Eligibility Criteria
- They encourage all eligible companies that think their technology could help solve one of the challenges to submit a proposal.
- Any incorporated company with its principal place of business in a NATO member nation that is controlled and majority owned by nationals of NATO member nations is eligible to submit a proposal. They recommend early-stage start-ups or small and medium-sized enterprises with limited experience in defence and security to apply, as these companies will be most suited to and benefit most from the programme.
- DIANA will accept collaborative proposals as long as all member companies meet the eligibility requirements; a single company must be listed as the lead for the purposes of communication during the submission process, as well as for contracting and reporting requirements, should the proposal be selected.
- DIANA seeks technology solutions at maturity levels typically between Technology Readiness Level (“TRL”) 4-7, but lower TRL solutions that could offer significant strategic impact and higher TRL solutions that could be adapted to defence and security applications will be considered.

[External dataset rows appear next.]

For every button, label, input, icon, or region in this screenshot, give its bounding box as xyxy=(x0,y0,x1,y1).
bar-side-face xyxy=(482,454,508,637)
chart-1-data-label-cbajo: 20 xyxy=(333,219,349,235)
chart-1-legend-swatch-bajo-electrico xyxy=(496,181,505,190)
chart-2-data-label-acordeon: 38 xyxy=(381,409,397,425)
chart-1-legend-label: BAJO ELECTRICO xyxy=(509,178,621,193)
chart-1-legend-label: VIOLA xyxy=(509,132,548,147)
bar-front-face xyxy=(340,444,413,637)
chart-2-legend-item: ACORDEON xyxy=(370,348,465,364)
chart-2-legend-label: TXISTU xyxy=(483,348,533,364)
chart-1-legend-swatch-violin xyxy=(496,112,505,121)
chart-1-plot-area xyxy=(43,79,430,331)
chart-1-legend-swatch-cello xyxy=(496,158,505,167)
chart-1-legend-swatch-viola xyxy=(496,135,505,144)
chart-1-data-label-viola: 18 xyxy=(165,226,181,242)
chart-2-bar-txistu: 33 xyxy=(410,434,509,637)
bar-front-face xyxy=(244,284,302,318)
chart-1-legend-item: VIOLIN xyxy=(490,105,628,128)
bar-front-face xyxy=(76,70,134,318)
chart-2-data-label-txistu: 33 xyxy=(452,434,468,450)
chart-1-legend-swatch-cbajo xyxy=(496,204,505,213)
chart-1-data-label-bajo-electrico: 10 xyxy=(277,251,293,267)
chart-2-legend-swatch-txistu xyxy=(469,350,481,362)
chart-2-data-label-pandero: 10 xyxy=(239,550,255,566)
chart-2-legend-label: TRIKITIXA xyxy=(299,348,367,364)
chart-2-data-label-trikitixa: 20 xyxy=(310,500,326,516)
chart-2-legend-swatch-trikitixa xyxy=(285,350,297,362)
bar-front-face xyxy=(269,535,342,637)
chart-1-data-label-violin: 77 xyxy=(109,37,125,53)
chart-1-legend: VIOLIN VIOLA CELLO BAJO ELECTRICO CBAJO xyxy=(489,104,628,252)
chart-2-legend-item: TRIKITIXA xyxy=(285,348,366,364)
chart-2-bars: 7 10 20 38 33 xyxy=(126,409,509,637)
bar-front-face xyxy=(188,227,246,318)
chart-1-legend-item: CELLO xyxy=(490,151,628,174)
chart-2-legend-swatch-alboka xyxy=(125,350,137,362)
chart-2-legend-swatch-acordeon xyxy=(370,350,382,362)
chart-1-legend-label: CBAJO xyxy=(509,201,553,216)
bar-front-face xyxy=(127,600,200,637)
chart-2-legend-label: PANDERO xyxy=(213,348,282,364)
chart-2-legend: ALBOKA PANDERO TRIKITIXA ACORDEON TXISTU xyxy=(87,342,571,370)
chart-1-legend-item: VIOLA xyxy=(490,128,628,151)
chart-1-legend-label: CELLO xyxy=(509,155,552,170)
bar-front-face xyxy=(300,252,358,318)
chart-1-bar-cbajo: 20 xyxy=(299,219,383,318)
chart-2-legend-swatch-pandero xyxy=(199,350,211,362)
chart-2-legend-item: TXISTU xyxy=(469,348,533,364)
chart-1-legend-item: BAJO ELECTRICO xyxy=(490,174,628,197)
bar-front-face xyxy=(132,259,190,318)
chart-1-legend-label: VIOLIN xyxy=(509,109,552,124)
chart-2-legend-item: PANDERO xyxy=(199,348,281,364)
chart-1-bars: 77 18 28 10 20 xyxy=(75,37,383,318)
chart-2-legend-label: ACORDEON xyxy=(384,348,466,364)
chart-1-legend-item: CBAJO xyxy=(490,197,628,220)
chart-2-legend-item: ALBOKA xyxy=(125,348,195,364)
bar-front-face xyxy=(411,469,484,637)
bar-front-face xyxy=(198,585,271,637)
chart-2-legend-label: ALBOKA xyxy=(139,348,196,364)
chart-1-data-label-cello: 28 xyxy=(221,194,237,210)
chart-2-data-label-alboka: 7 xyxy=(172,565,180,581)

- DIANA focuses on dual-use technologies, which by definition have applications in both civilian and defence and security settings. In other words, DIANA does not work on weaponry, munitions, or other technology only applicable to combat—this is the scope of other programmes and agencies. The focus on dual use is integral to DIANA, and part of what makes them unique.
- Companies that signed agreements with DIANA to be part of DIANA cohorts in previous years are not eligible to apply again. Companies that submitted to previous DIANA calls but were unsuccessful are eligible (and encouraged) to reapply.